Yet what about us? Will they affect our lives? Will we, like with classical computer models, be able to use them?
The answer to the last question, at least, can be answered. In 2016 the tech giant IBM created the Q Experience quantum computer which possesses two 5-qubit processors and a 16-qubit processor as well as being open access and free to use for everybody. Measuring it up to what they will probably be able to do and how they will look in the years to come, it isn’t very powerful, but this device, based in the cloud, can be used by anyone with the ability to construct and run quantum circuits.

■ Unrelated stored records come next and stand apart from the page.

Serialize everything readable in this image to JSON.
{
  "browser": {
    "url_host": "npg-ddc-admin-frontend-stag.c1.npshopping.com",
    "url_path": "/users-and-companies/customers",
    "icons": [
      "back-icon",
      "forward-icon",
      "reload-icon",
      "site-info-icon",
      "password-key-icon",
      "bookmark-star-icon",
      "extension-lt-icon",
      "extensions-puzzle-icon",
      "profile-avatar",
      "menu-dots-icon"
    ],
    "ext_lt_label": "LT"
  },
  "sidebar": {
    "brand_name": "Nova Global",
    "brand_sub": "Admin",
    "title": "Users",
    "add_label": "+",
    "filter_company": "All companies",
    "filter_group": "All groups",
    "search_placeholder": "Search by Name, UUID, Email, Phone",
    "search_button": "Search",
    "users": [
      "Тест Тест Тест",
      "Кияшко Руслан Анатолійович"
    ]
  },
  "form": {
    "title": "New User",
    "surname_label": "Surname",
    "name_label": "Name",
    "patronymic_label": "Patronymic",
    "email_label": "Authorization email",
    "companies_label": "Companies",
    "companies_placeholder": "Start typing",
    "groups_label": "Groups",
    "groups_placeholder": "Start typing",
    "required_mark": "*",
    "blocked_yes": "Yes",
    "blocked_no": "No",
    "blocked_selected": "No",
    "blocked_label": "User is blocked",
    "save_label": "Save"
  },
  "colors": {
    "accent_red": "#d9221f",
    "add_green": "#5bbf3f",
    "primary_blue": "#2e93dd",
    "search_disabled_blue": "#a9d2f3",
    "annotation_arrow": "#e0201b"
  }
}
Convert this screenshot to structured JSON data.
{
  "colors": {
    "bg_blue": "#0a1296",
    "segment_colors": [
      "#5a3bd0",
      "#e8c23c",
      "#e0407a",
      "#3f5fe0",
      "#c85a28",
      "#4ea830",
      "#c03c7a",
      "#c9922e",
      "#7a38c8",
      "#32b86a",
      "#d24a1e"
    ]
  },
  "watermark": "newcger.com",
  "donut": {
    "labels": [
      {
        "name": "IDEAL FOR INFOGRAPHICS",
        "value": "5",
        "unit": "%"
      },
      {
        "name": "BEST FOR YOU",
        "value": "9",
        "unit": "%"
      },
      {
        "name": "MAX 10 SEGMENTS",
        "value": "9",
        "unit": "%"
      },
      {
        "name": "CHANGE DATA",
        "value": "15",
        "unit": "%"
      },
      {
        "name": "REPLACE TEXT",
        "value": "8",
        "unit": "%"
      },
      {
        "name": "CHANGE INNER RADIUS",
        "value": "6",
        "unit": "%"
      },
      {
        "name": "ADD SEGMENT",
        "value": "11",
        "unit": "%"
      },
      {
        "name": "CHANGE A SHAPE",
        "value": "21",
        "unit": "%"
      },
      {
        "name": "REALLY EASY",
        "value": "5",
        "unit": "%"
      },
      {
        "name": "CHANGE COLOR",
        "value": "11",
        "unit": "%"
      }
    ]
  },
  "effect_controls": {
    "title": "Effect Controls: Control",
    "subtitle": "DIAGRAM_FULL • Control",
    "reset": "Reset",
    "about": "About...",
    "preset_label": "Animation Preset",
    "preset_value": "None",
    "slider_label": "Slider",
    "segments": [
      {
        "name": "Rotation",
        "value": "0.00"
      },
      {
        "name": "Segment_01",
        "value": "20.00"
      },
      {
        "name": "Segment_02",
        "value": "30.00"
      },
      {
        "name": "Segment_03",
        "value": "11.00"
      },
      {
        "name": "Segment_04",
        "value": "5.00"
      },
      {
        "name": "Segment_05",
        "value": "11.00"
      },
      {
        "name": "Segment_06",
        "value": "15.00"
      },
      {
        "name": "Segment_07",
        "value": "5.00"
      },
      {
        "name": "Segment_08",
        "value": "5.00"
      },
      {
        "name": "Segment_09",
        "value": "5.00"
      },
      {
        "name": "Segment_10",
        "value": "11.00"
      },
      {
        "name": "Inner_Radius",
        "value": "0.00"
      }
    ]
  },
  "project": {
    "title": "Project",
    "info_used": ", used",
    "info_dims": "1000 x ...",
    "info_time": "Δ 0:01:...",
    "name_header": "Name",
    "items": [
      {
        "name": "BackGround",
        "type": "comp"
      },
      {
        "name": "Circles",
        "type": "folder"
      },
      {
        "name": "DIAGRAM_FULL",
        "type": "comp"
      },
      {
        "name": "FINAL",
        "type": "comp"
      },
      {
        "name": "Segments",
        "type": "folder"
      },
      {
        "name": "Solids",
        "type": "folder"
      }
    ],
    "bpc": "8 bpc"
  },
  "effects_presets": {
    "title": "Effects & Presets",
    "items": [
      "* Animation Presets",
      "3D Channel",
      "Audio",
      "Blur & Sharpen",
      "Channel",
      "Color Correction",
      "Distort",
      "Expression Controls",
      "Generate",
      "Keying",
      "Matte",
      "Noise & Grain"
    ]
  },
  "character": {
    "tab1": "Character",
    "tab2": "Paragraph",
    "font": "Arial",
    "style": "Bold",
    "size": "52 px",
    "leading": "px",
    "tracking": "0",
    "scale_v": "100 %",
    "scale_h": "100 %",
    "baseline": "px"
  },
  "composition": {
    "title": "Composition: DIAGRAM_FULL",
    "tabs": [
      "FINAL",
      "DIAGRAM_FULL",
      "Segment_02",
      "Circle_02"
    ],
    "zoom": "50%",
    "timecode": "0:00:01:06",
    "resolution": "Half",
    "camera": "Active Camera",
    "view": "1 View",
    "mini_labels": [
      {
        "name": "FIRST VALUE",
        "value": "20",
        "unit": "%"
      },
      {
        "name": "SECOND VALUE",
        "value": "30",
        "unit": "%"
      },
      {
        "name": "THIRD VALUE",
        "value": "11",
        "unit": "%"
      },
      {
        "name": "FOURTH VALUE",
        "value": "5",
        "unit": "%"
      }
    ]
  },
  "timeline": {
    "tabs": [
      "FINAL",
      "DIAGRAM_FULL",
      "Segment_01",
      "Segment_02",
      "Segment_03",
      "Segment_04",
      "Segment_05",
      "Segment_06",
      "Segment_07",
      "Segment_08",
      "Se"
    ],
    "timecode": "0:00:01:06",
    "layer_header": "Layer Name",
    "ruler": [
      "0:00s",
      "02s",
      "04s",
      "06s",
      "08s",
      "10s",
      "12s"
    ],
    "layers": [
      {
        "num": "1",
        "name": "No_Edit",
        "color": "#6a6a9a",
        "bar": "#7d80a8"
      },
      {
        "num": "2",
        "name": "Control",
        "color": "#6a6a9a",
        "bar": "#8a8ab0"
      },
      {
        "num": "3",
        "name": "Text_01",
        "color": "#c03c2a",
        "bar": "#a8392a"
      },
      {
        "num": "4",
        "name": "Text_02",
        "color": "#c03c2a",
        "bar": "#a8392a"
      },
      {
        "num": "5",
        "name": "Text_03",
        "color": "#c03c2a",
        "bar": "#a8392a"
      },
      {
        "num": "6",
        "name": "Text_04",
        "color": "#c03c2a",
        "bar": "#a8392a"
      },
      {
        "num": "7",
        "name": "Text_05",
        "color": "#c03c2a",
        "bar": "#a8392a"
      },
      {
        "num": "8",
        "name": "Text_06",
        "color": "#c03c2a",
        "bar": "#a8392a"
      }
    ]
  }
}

Not bad, methinks.
Google, however — in a prime example of oneupmanship — has created its own quantum computer, called Bristlecone, a 72-qubit gate-based superconducting system that beats IBM by a mile and also confounds the specialists who believed 50 qubits was entering ‘quantum supremacy’.
Even more recently is the case of IonQ, a quantum computing hardware and software company based in Maryland, which late in 2018 claimed it is developing a quantum computer which could go up to 160 qubits, smashing current claims on processor capacity.
Whatever happens, it’s surely a wild west scenario.
So, mirroring the late 70s and early 1980s, when the ZX Spectrum and Amstrad 64 became the norm in people’s homes, maybe soon enough — or is that a pipe dream — quantum computers will be in everybody’s living rooms or some other conveniently located place.
The age of quantum computers has begun. As we shift from the classical model to this new, quantum model, only time will tell how we will use them.
But whatever it is, I hope it is for the moral side of creative.